Try it. Take a spring and push it on to the ground, feel the gentle impact. Now, take a straight stick and push it into the ground, pound it on the ground. Can you feel the vibration go through the stick? That’s what you are doing to your body when you land with your foot too far in front of you, not pleasant.

A higher cadence, keeps your feet below you. You can still maintain a slower pace even with a high cadence. Go to a track and try it out. Maintain your pace and shorten your stride length. Your feet should stay closer to the ground because you are not pushing off as hard. Now increase your pace, you will notice you push off harder, you have more air time, and your stride lengthens.

 

Running Illness

running is my oxygen

I awoke to three inches of snow Sunday morning, and the beginning of a head cold. By the end of the day I had lost my voice, couldn’t breathe through my nose, and felt like someone rubbed sandpaper along my tonsils.

I still went for a run.

And I still put in an hour and a half on my bike.

It’s a sickness of a different variety.

Cold temperatures bring an increase of illness around the world. Running while ill can be helpful or hurtful depending on the symptoms and the intensity of your runs.

Congestion, cough, runny nose, sore throat, headache, fever, diarrhea, and vomiting.

Obviously running with some of these symptoms would be unpleasant to say the least, not only for you but for others around you. Running with a fever is dangerous because the fever already increases your body temperature, and running will increase it even more.

What about the other symptoms? Running can help relieve congestion, which can then help with the related cough and sore throat. Running (exercise in general) can decrease the length of illness and prevent it.
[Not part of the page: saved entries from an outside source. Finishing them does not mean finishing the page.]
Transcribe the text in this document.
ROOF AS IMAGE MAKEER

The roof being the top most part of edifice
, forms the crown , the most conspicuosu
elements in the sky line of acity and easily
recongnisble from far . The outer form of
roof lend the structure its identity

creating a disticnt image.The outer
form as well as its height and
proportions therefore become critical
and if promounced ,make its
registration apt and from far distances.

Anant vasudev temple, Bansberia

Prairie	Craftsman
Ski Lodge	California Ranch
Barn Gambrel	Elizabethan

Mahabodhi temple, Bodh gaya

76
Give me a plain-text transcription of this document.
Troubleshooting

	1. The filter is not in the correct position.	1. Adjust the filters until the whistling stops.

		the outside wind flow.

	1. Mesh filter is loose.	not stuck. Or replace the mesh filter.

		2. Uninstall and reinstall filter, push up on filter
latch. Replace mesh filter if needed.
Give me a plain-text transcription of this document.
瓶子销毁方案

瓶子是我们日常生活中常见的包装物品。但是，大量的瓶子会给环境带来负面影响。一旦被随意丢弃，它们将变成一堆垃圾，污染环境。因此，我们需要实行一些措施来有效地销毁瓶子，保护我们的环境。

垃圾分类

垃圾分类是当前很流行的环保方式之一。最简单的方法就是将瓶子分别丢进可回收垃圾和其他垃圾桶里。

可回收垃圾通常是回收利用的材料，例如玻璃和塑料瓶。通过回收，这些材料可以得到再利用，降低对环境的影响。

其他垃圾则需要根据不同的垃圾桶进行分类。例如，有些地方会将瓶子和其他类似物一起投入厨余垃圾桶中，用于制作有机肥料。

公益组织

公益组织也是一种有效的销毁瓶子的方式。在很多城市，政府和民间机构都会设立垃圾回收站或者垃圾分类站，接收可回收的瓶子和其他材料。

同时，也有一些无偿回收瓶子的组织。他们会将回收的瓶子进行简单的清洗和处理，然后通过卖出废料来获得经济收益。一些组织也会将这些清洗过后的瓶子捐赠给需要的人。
Runners, on average, take in more fluids than people who don’t exercise or run. The increase in fluids flushes your system of toxins through increased urination and sweat.

Exercising also sends antibodies and white blood cells through the body more quickly allowing you to detect illness sooner and to fight it off more effectively. The increase in body temperature caused by running or exercising, so long as you don’t have a fever, slows the growth of bacteria.

Physical and emotional stress causes the body to release stress hormones. These hormones reduce the effectiveness of the immune system. Avoid intense workouts, such as speed training or hill climbs while ill. These types of workouts place stress on the body and can lengthen the duration of illness or make symptoms more severe.

Regular running or other types of aerobic exercise will improve your immune system functioning boosting your body’s ability to prevent and fights illness.